Mit der Kultur und ihrer Förderung ist es ja so eine Sache. Die einen sind der Meinung, dass nur Kultur, die ohne Unterstützung nicht eigenständig überleben kann, förderungswürdig ist. Die anderen finden, dass Kulturförderung weder eine Frage von U- oder E-Kunst noch eine Rechtsform ist, sondern es alleinig darum gehen muss, eine vitale Kulturszene zu fördern. Grundvoraussetzung dafür ist ein vollständiger Überblick über die Kulturszene einer Stadt. Dass der vorhanden ist, darf hier in Nürnberg durchaus angezweifelt werden.

Seit 1952 gibt es den „großen“ Preis für Kunst und Wissenschaft in der Frankenmetropole, den unter anderem der Rockmusiker und Maler Kevin Coyne, der Schriftsteller Fitzgerald Kusz, die Puppentheatergruppe Thalias Kompagnons und Wolfgang Riedelbauch, u.a. Gründer des Dehnberger Hoftheaters, bekommen haben. Dieser „große“ Preis wird zweijährlich verliehen. Dazu gesellten sich im Laufe der Jahre so genannte „Förderungspreise“ und so genannte „Nürnberg Stipendien“, die bereits an Stereo Deluxe, Lizzy Aumeier, das Gostner Hoftheater, The Robocop Kraus, Wrongkong, Gymmick, den Straßenkreuzer, das Brückenfestival, die Pocket Opera Company oder die Galerie Bernsteinzimmer gingen. Klingt nach einem breiten Spektrum an Preisträgern, was aber nur bedingt zutrifft.

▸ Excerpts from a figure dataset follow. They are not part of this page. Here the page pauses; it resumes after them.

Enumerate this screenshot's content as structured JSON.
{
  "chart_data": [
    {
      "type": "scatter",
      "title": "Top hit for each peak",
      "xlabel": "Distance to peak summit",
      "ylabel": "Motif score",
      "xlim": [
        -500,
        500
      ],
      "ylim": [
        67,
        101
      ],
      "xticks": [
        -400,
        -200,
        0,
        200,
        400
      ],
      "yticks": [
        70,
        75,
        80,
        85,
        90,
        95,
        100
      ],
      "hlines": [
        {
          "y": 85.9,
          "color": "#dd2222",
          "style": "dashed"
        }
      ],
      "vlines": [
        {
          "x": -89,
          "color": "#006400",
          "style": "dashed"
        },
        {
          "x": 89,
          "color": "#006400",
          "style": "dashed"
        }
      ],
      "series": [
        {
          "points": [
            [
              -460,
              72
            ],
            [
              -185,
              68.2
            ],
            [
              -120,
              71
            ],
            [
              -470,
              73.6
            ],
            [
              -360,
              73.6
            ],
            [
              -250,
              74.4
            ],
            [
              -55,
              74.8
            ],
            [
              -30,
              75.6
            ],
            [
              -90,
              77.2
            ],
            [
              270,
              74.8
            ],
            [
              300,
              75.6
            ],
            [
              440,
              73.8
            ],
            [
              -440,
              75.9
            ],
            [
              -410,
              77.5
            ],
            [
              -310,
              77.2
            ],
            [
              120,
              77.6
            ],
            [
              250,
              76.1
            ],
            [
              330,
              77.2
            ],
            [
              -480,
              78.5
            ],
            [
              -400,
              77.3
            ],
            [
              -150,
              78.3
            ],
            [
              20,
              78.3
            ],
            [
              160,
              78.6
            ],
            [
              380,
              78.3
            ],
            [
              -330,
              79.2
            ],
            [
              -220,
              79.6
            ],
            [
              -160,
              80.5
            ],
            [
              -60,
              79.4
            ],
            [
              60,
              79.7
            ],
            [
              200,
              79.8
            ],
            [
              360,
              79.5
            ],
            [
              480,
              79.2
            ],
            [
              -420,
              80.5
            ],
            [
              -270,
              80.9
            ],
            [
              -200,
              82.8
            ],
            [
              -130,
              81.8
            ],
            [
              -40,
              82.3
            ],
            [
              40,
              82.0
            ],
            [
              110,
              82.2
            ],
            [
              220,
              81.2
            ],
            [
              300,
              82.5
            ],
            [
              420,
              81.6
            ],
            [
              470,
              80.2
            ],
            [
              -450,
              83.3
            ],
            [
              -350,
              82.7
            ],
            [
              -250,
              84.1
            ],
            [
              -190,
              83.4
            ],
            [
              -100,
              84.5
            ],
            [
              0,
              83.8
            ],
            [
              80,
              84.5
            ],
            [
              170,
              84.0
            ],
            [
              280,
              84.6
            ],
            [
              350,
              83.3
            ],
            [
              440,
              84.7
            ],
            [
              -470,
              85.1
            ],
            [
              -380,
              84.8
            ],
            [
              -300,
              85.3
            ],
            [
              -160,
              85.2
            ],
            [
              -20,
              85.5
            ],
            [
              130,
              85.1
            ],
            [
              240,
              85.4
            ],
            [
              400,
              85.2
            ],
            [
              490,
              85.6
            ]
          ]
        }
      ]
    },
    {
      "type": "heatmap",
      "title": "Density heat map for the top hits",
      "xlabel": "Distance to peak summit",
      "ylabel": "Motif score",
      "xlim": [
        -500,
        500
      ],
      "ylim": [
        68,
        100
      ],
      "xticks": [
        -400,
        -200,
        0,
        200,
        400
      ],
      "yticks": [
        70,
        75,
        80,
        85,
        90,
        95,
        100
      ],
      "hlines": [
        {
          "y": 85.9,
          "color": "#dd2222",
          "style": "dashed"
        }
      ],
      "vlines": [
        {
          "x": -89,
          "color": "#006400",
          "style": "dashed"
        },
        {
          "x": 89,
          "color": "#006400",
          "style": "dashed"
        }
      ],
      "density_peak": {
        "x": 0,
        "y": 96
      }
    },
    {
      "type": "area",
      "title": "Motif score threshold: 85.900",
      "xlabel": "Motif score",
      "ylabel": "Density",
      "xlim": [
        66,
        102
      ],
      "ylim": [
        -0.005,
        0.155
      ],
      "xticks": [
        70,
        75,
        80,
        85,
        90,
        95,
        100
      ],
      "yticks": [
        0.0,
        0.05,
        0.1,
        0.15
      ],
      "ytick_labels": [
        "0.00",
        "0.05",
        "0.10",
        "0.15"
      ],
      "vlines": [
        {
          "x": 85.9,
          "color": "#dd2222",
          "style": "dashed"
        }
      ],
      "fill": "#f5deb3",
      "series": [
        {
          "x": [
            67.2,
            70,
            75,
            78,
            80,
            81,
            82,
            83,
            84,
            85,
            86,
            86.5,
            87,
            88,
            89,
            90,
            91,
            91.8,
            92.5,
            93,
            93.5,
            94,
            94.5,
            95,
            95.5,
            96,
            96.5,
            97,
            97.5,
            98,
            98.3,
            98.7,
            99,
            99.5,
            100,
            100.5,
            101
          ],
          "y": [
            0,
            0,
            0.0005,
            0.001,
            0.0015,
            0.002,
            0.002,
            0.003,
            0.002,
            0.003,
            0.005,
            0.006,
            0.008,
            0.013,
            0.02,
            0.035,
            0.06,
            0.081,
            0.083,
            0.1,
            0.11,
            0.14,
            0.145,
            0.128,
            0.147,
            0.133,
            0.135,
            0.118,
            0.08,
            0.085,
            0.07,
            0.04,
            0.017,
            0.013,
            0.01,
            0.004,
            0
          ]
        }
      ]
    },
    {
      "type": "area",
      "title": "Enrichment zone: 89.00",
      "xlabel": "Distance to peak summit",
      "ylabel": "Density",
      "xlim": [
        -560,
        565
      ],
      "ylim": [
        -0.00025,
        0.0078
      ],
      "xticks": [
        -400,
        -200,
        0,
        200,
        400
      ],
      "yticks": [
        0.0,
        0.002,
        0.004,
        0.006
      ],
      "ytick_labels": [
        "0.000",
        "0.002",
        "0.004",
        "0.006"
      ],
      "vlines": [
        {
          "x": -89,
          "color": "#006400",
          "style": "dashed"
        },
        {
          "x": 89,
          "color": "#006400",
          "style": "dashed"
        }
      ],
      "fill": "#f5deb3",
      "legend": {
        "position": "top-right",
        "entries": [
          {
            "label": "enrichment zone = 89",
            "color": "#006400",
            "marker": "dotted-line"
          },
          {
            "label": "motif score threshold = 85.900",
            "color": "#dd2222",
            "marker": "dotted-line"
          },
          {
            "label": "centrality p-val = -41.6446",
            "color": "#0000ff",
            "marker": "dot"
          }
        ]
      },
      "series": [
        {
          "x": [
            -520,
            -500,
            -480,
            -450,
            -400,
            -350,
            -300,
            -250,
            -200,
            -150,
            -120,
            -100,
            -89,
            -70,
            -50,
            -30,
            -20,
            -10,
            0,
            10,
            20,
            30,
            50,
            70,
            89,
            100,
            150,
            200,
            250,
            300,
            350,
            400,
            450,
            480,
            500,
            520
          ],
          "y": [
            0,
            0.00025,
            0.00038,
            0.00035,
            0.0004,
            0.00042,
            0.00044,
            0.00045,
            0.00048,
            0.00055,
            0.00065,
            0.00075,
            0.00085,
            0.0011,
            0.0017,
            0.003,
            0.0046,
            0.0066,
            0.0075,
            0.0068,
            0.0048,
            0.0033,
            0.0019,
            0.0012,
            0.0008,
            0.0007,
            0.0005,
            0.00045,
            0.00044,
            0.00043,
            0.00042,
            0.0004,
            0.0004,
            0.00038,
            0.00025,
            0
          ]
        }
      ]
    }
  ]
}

Der Abend in der proppenvollen Tafelhalle beginnt mit einer nicht schlecht gewählten Rede der Nürnberger Kulturreferentin Dr. Julia Lehner, in der sie die Vielseitigkeit der Kultur fokussiert und auch einem Wolf Biermann das Recht zugesteht, zu reden statt zu singen. Die Nürnberger Kultur müsse in all ihren Facetten unterstützt werden, unabhängig davon woher sie komme und was sie mache – „… durch kommunale Kulturpolitik Zukunft gestalten“, liest es sich ergänzend dazu auf ihrer Internetseite der CSU Stadtratsfraktion.

Es folgen die Auftritte der diesjährigen Preisträger. Die Londoner Tänzerin und Choreografin Susanna Curtis lebt seit 1993 in Nürnberg und kann ob eines fiesen Fußbruchs nur mithilfe von Krücken auftreten. Das macht sie aber gut und kommt auch im anschließenden Kurzinterview als sympathische Ex-Globetrotterin rüber, die in Nürnberg Fuß gefasst hat und der Tanzszene dieser Stadt mit ihrem Schaffen zu mehr Anerkennung verhelfen will. Viele ihrer Projekte wurden und werden bereits durch die Stadt unterstützt, vielleicht wären sie durch deren monetäres Zutun gar nicht möglich. Susanna Curtis erhält einen Förderpreis in Höhe von 5000 Euro.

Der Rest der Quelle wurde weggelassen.